Una vita difficile
Sono una giovane donna che ha avuto dalla vita solo sberle. Se dovessi raccontarmi a qualcuno, userei proprio queste parole. Parto dal fondo: sono una trentina doc, sono stata vittima delle violenze del mio ex compagno, che ho denunciato e che per questo è finito in carcere, sono senza lavoro, ho una casa in affitto che non so come pagare, non ho nemmeno i soldi per vivere.
Ho chiesto aiuto tante volte a tutti: Comune, Provincia, enti vari, tutte le istituzioni del territorio. Penso che ormai mi conoscano tutti nei vari uffici competenti. Non chiedo la luna: ho solo bisogno di un alloggio nuovo, con un affitto più basso (adesso pago 400 euro al mese, per me è tantissimo), ma soprattutto con un recapito sconosciuto al mio ex compagno, che ha scontato la sua pena in carcere e da poco è fuori. Vivo nel terrore che si ripresenti al portone di casa. Quando suona il campanello non rispondo, quando esco mi guardo intorno come se fossi una ladra, una poco di buono che si deve nascondere.

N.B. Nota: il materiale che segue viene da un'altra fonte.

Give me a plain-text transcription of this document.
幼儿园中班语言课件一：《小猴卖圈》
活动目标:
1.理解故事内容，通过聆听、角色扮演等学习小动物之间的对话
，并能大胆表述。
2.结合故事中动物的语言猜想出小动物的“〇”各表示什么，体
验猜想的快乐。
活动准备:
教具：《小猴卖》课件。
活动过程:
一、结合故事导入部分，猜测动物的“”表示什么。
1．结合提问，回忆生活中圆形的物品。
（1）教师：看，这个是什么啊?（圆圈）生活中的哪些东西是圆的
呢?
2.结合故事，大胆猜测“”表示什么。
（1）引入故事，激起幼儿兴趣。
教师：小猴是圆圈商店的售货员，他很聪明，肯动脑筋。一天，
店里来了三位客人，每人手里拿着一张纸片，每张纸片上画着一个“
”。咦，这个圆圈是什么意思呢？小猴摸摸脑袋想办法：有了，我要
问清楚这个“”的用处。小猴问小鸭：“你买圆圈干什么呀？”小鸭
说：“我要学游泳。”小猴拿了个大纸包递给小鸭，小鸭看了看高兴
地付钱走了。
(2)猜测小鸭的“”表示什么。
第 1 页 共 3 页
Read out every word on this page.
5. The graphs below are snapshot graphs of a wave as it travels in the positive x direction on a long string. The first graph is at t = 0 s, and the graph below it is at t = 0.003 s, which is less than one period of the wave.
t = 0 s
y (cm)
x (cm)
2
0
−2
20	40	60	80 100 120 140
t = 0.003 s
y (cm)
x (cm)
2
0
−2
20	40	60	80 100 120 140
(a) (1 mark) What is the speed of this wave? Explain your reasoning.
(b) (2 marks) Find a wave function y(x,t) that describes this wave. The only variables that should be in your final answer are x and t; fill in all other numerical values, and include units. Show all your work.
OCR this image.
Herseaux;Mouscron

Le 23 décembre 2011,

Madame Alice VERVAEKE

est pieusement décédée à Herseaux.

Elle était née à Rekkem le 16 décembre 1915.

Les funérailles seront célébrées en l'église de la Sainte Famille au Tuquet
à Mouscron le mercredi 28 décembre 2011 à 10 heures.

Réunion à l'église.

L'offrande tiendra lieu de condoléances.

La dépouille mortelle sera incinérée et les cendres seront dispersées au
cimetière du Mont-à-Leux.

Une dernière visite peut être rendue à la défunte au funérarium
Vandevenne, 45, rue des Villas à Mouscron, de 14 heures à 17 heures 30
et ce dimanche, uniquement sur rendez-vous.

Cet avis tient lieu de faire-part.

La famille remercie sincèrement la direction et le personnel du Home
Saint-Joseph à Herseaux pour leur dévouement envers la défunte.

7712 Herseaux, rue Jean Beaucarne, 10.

I carabinieri mi dicono che non possono fare granché, lui la sua pena l’ha scontata e adesso è libero. Io credevo che per le vittime di stalking ci fosse un aiuto in questo senso a trovare un alloggio nuovo, per stare più tranquilla.
Chiedo anche una mano a trovarmi un lavoro. Dio solo sa a quante porte ho bussato, anche per lavoretti saltuari, per lavori umili, mi adeguo a tutto!
Capisco che c’è la crisi, ma o preferiscono assumere ragazze giovani, con contratti da apprendistato (io ho sui quarant’anni), oppure appena sanno della mia storia mi chiudono la porta in faccia. Mi dicono che potrei creare problemi. E al mio problema chi ci pensa?
Sono molto stanca, stanca di elemosinare quello che - credo - mi spetta di diritto.
Da piccola sono stata accolta e cresciuta in un collegio. Un’esperienza che mi ha segnato, nel bene e nel male. Alla maggiore età mi sono ritrovata fuori, nel mondo, sola. Mi sono arrangiata in mille modi. Ho avuto una figlia, che purtroppo non c’è più e che ora mi guarda da lassù come un angioletto, sono sicura che mi protegge, nonostante tutto. Sono dovuta andare anche all’estero per lavorare. Poi, quando sono tornata, trovo una brutta sorpresa: faccio domanda di casa Itea e di un reddito di garanzia, ma mi dicono che non ne ho diritto perchè da più di tre anni non risiedo in Trentino.
Io, una trentina figlia di trentini, messa sullo stesso piano degli immigrati stranieri. Vi sembra giusto?
Morale: non so come pagare l’affitto, vorrei evitare di farmi ritrovare dal mio ex violento, non trovo uno straccio di lavoro e non so come tirare avanti.
Lo so che una lettera non risolverà nulla probabilmente. Ma so che ci sono anche altre donne nella mia stessa situazione. Forse servirà almeno a risolvere i loro problemi.
Vediamo se il Trentino dimostrerà di avere ancora un cuore.